Stites a building trades teacher for Port Angeles-based North Olympic Peninsula Skills Center and an applied mathematics teacher, has led the remodeling of much of two floors of the southeast corner of the school.
The cards and notes could go on display when the building is officially reopened this year for administrative offices.
Remodeled business offices already are being used in the building.
Administrative offices are nearing completion as well, which will replace existing office space in a separate building next door.
Sequim School District Superintendent Bill Bentley and board members expressed interest in scheduling a celebration and open house once the historic school building’s remodeling is complete.

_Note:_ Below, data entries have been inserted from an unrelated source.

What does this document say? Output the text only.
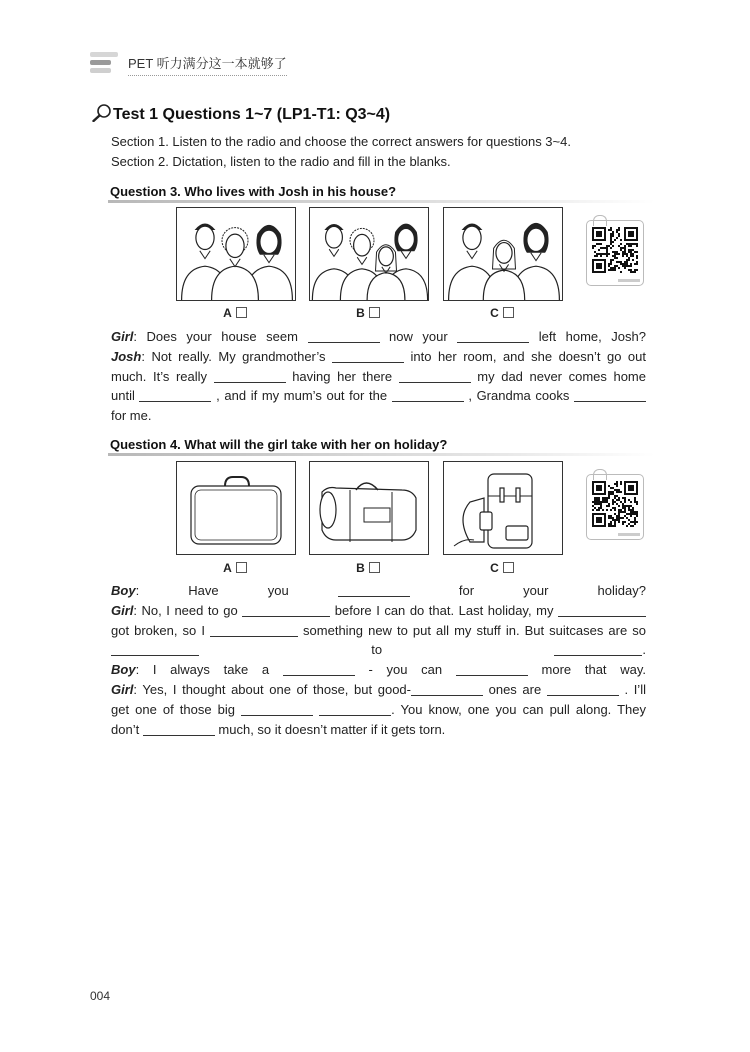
PET 听力满分这一本就够了
Test 1 Questions 1~7 (LP1-T1: Q3~4)
Section 1. Listen to the radio and choose the correct answers for questions 3~4.
Section 2. Dictation, listen to the radio and fill in the blanks.
Question 3. Who lives with Josh in his house?
A	B	C
Girl: Does your house seem	now your	left home, Josh?
Josh: Not really. My grandmother’s	into her room, and she doesn’t go out
much. It’s really	having her there	my dad never comes home
until	, and if my mum’s out for the	, Grandma cooks
for me.
Question 4. What will the girl take with her on holiday?
A	B	C
Boy: Have you	for your holiday?
Girl: No, I need to go	before I can do that. Last holiday, my
got broken, so I	something new to put all my stuff in. But suitcases are so
to	.
Boy: I always take a	- you can	more that way.
Girl: Yes, I thought about one of those, but good-	ones are	. I’ll
get one of those big	. You know, one you can pull along. They
don’t	much, so it doesn’t matter if it gets torn.
004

Bentley and Stites hope to preserve the dated cards and letter in a showcase behind glass.
“It was like a time capsule,” Stites said.
The historic items will be showcased with other existing historic artifacts for the school system’s 100th birthday, coming in 2011.
One graduation card was to Winona (Lotsgesell) Bekkevar, a graduate of the Sequim class of 1946.
She still lives in the area.
The newest of the items found was a graduation card to Bobbi Campbell, dated in 1981 and containing a $30 check.
The cost of the project is about $127,000 to remodel the business office, reception area, superintendent’s office and hallway, a total of 2,631 square feet.
The superintendent’s new office should be ready sometime in early September.
Among those involved in the remodeling project are students Dalton Freeman, Willie Raymond, William Johnson and Levi Seamond.
John Eaton, with Eaton Dry Wall in Sequim, volunteered his services as an instructor helping Stites.